Закончить он не успел: бывалые бродяги заржали так, что на них сердито обернулся конвойный казак:

– Чего загоготали-то, черти? И мороз ить не берёт!

– Ничего, служба, не завидуй! – отмахнулся Кержак и, отсмеявшись, пояснил: – С этапа, парень, не бегают.

– Это отчего ж? – хмыкнул Ефим. – Коли я захочу – нешто меня вот эти, с кремнёвками, догонят?

– Может, и не догонят, – серьёзно ответил Кержак. – Только сам гляди: ты сбежишь – вся партия по твоей милости далее на одной цепи вереницей пойдёт. Аж до Сибири. Никакой поблажки от начальства уж не жди. Мимо деревень в обход поведут: враз живот к спине прилипнет. Да мало ль притеснениев начальство сделать может, коли его разозлить хорошенько!

Ефим подумал, переглянулся с братом. Неуверенно кивнул.

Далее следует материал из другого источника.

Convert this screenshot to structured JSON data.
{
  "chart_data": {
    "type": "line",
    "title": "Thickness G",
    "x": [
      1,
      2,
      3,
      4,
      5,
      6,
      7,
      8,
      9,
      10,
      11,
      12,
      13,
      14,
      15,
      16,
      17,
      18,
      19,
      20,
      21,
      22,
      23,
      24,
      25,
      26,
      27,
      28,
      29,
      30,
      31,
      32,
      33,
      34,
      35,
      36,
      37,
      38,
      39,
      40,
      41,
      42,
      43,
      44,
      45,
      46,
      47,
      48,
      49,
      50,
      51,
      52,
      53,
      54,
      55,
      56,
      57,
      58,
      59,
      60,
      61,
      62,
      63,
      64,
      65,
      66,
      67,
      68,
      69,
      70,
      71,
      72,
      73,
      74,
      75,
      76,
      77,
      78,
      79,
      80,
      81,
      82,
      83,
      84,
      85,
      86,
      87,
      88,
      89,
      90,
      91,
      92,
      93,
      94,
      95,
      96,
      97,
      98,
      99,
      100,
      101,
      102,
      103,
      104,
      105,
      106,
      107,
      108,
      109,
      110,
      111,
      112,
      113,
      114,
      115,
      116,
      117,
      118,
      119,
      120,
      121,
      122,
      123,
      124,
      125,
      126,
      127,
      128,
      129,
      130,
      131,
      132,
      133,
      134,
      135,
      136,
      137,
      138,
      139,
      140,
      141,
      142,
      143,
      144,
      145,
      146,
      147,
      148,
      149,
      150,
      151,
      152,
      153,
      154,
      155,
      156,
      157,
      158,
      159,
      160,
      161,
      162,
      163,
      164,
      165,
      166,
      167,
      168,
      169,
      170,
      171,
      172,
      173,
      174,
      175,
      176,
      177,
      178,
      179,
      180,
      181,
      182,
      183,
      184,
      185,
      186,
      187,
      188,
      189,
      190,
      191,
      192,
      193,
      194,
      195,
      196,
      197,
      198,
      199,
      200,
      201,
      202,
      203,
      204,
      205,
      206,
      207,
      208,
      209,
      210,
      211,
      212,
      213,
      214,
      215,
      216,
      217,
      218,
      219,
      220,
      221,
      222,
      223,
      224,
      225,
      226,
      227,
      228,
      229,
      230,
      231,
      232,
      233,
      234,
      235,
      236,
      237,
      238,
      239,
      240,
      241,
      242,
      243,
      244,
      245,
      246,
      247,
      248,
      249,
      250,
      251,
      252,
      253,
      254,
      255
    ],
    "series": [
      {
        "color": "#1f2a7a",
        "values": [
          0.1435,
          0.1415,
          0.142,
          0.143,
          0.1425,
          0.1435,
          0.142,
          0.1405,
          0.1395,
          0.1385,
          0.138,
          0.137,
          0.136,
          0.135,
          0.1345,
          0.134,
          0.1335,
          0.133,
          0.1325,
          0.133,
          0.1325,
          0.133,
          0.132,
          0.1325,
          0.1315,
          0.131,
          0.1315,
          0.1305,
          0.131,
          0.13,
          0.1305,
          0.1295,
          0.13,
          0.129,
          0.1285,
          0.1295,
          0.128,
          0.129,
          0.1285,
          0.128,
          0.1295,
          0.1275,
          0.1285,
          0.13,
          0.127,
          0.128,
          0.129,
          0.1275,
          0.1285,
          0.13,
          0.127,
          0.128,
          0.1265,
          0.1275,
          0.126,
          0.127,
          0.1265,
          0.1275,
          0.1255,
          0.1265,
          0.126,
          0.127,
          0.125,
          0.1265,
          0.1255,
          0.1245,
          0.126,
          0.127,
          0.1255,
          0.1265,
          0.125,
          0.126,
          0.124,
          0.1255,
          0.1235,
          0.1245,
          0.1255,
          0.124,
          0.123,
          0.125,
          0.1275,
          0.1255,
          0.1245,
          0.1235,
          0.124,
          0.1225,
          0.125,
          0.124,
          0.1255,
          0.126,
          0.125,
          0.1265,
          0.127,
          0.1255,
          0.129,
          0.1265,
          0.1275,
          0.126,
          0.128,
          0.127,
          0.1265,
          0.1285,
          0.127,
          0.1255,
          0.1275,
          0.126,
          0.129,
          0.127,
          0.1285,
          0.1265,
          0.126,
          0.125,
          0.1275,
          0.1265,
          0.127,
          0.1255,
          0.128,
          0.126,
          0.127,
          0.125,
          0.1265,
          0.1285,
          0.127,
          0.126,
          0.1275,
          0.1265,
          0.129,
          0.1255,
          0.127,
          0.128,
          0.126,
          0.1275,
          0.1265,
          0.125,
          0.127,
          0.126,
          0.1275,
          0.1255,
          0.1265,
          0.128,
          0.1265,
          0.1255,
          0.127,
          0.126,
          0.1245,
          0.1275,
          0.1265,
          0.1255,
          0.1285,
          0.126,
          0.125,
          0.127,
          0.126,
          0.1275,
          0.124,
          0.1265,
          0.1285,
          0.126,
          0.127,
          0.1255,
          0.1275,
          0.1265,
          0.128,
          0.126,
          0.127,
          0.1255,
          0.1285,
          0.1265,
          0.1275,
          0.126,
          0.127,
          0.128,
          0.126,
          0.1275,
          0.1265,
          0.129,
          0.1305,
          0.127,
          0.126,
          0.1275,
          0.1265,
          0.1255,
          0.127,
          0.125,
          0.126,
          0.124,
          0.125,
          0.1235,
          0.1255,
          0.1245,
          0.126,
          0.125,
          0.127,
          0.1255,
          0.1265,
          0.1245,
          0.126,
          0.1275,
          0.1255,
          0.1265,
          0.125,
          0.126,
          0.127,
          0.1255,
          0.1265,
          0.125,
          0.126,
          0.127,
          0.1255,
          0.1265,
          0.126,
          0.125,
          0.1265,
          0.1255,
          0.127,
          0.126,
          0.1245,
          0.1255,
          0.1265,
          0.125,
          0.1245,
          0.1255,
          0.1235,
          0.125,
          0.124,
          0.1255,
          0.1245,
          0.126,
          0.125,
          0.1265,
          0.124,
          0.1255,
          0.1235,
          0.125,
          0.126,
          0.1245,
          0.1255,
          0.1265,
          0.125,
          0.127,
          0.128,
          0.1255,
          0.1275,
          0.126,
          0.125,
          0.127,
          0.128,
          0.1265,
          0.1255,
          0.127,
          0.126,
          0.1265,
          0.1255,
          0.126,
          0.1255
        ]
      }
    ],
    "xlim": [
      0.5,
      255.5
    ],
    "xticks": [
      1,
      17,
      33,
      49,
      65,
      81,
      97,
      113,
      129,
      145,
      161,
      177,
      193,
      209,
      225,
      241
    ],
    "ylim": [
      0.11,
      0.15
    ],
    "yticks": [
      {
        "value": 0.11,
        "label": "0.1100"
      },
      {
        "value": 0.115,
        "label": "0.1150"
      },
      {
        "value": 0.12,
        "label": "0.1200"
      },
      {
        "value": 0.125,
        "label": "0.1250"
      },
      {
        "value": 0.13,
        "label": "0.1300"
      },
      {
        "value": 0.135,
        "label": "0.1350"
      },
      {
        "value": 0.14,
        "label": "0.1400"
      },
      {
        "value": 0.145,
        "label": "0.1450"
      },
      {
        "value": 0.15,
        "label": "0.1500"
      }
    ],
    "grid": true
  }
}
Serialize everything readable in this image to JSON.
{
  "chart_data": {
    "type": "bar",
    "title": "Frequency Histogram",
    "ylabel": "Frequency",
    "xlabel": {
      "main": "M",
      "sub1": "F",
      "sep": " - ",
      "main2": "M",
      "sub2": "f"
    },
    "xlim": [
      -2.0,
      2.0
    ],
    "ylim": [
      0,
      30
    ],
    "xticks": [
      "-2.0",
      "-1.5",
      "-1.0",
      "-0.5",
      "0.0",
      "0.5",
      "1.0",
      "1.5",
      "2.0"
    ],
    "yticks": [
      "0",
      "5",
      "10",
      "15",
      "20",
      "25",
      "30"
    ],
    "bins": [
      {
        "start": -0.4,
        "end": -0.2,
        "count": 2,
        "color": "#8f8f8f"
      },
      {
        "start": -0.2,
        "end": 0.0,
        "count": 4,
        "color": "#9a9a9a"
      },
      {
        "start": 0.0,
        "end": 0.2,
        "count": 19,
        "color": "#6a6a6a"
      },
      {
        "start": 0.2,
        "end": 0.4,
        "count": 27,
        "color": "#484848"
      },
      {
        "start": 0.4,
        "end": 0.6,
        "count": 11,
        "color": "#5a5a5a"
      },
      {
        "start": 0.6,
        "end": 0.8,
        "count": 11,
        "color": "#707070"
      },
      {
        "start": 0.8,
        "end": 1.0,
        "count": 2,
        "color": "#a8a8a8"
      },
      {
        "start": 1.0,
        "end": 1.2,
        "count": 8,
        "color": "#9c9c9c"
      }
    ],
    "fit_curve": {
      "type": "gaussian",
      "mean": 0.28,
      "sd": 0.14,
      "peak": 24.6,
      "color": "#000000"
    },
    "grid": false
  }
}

– Согласен?.. А теперь дальше смекай. Положим вот, подорвал ты. Положим, не свезло, и взяли тебя через неделю-другую. Часто этак бывает. И в ту же партию возвернули. А люди уже вдосталь намучились из-за тебя-то! Понимай теперь, что с тобой на первом же растахе сделают! Тут и сила твоя не поможет, коли тридцать одного метелят!